Als der Tag des Pfingstfestes gekommen war, waren alle zusammen am selben Ort. (Apg 2,1 – ganze Lesung: Apg 2,1-13)

Wenn in der heutigen Tageslesung, die wir am Sonntag wieder in unseren Kirchen hören werden, vom „Tag des Pfingstfestes“ die Rede ist, dann ist damit mitnichten unser christliches Pfingsten oder ein „Geburtstag der Kirche“ gemeint, Das gab es nämlich zur Zeit, von der hier erzählt wird, noch nicht. Der deutsche Name „Pfingsten“ ist schlicht und einfach eine Ableitung vom altgriechischen „pentekoste“ (fünfzig), und meint den 50. Tag nach dem Pessachfest, an dem gläubige Juden bis heute das sog. Wochenfest „Chag Schawuot“ feiern. Ohne jüdisches Wochenfest kein christliches Pfingsten – das muss gerade in Zeiten des wachsenden Antisemitismus deutlich betont werden.
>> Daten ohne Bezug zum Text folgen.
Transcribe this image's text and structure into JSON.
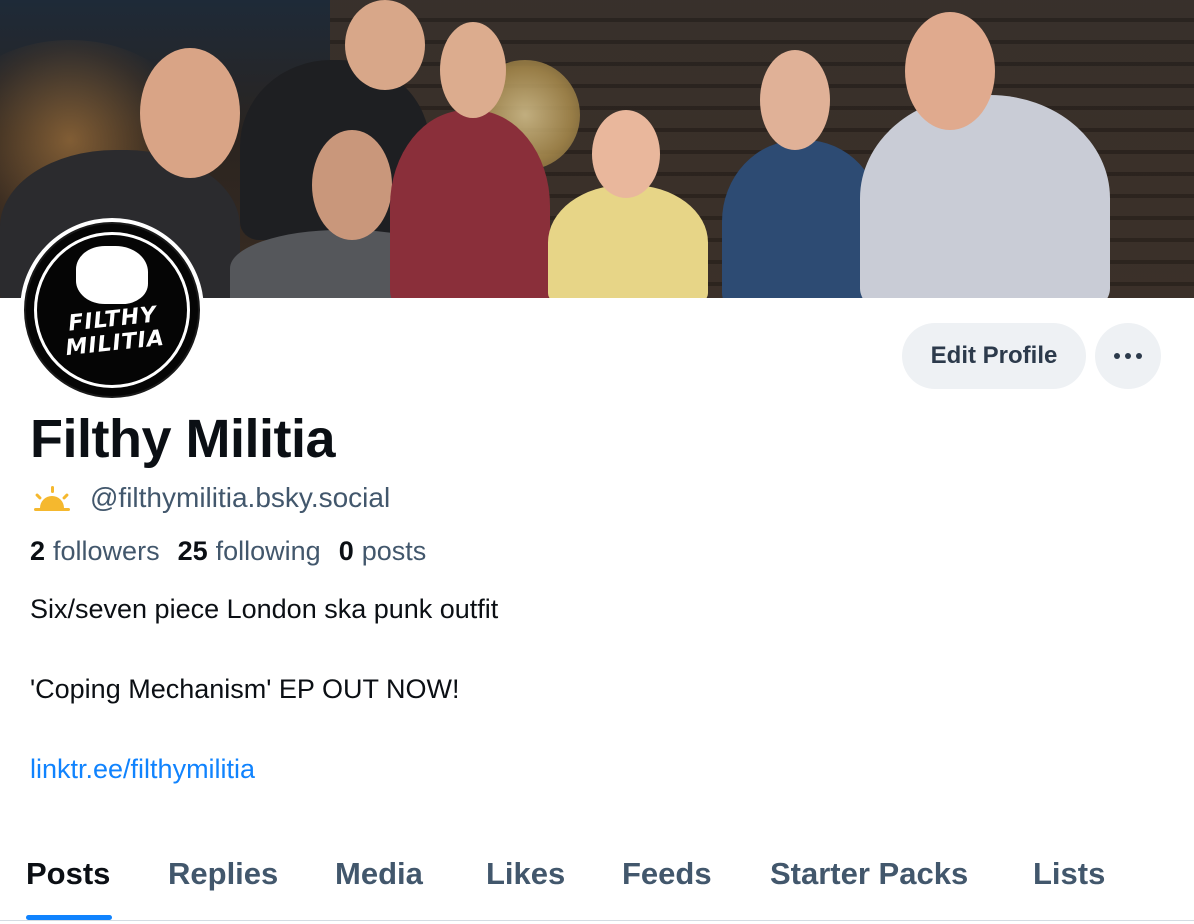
{
  "profile": {
    "display_name": "Filthy Militia",
    "handle": "@filthymilitia.bsky.social",
    "avatar_logo_line1": "FILTHY",
    "avatar_logo_line2": "MILITIA"
  },
  "stats": {
    "followers_count": "2",
    "followers_label": "followers",
    "following_count": "25",
    "following_label": "following",
    "posts_count": "0",
    "posts_label": "posts"
  },
  "bio": {
    "line1": "Six/seven piece London ska punk outfit",
    "line2": "'Coping Mechanism' EP OUT NOW!",
    "link": "linktr.ee/filthymilitia"
  },
  "actions": {
    "edit_label": "Edit Profile",
    "more_label": "•••"
  },
  "tabs": [
    {
      "label": "Posts",
      "active": true
    },
    {
      "label": "Replies",
      "active": false
    },
    {
      "label": "Media",
      "active": false
    },
    {
      "label": "Likes",
      "active": false
    },
    {
      "label": "Feeds",
      "active": false
    },
    {
      "label": "Starter Packs",
      "active": false
    },
    {
      "label": "Lists",
      "active": false
    }
  ],
  "colors": {
    "accent": "#1083fe",
    "text_primary": "#0b0f14",
    "text_secondary": "#42576c",
    "button_bg": "#eef1f4",
    "sun_icon": "#f5b82e"
  },
  "icons": {
    "handle_icon": "sun-icon",
    "more_icon": "ellipsis-icon"
  }
}
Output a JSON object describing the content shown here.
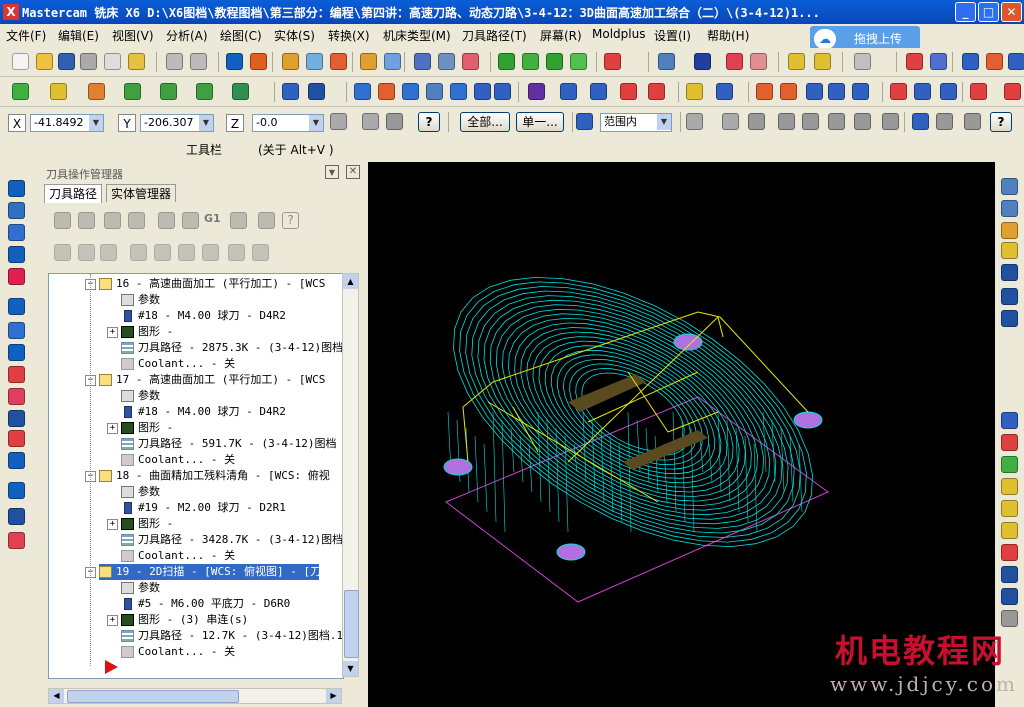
{
  "window": {
    "title": "Mastercam 铣床 X6   D:\\X6图档\\教程图档\\第三部分：编程\\第四讲：高速刀路、动态刀路\\3-4-12：3D曲面高速加工综合（二）\\(3-4-12)1...",
    "app_icon": "X"
  },
  "menu": [
    "文件(F)",
    "编辑(E)",
    "视图(V)",
    "分析(A)",
    "绘图(C)",
    "实体(S)",
    "转换(X)",
    "机床类型(M)",
    "刀具路径(T)",
    "屏幕(R)",
    "Moldplus",
    "设置(I)",
    "帮助(H)"
  ],
  "upload": {
    "label": "拖拽上传"
  },
  "coords": {
    "x_label": "X",
    "x_value": "-41.8492",
    "y_label": "Y",
    "y_value": "-206.307",
    "z_label": "Z",
    "z_value": "-0.0",
    "help_btn": "?"
  },
  "select": {
    "all_btn": "全部...",
    "single_btn": "单一...",
    "range_value": "范围内"
  },
  "toolbar_title": {
    "label": "工具栏",
    "hint": "(关于 Alt+V )"
  },
  "panel": {
    "title": "刀具操作管理器",
    "tabs": [
      "刀具路径",
      "实体管理器"
    ],
    "tree": [
      {
        "text": "16 - 高速曲面加工 (平行加工) - [WCS",
        "type": "op"
      },
      {
        "text": "参数",
        "type": "param"
      },
      {
        "text": "#18 - M4.00 球刀 - D4R2",
        "type": "tool"
      },
      {
        "text": "图形 -",
        "type": "geo"
      },
      {
        "text": "刀具路径 - 2875.3K - (3-4-12)图档",
        "type": "path"
      },
      {
        "text": "Coolant... - 关",
        "type": "coolant"
      },
      {
        "text": "17 - 高速曲面加工 (平行加工) - [WCS",
        "type": "op"
      },
      {
        "text": "参数",
        "type": "param"
      },
      {
        "text": "#18 - M4.00 球刀 - D4R2",
        "type": "tool"
      },
      {
        "text": "图形 -",
        "type": "geo"
      },
      {
        "text": "刀具路径 - 591.7K - (3-4-12)图档",
        "type": "path"
      },
      {
        "text": "Coolant... - 关",
        "type": "coolant"
      },
      {
        "text": "18 - 曲面精加工残料清角 - [WCS: 俯视",
        "type": "op"
      },
      {
        "text": "参数",
        "type": "param"
      },
      {
        "text": "#19 - M2.00 球刀 - D2R1",
        "type": "tool"
      },
      {
        "text": "图形 -",
        "type": "geo"
      },
      {
        "text": "刀具路径 - 3428.7K - (3-4-12)图档",
        "type": "path"
      },
      {
        "text": "Coolant... - 关",
        "type": "coolant"
      },
      {
        "text": "19 - 2D扫描 - [WCS: 俯视图] - [刀具",
        "type": "op",
        "selected": true
      },
      {
        "text": "参数",
        "type": "param"
      },
      {
        "text": "#5 - M6.00 平底刀 - D6R0",
        "type": "tool"
      },
      {
        "text": "图形 - (3) 串连(s)",
        "type": "geo"
      },
      {
        "text": "刀具路径 - 12.7K - (3-4-12)图档.1",
        "type": "path"
      },
      {
        "text": "Coolant... - 关",
        "type": "coolant"
      }
    ],
    "toolbar1": [
      "G1"
    ]
  },
  "watermark": {
    "text": "机电教程网",
    "url": "www.jdjcy.com"
  },
  "colors": {
    "toolpath": "#00e0e0",
    "rapid": "#e8e800",
    "stock": "#d040d0",
    "accent": "#c8102e"
  }
}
Das Wochenfest, das ursprünglich in einem landwirtschaftlichen Kontext stand und den Beginn der Weizenernte markiert (vgl. Ex 34,22), erinnert gläubige Juden an ein zentrales Ereignis ihrer Heilsgeschichte: die Übergabe der Tora, des Gesetzes von JHWH, auf dem Sinai (vgl. Ex 34,28). Das ist nicht ein einfacher juristischer Vertragsabschluss, sondern die Besiegelung einer dauernden Liebesgeschichte: JHWH und Israel versprechen sich gegenseitig ewige Treue.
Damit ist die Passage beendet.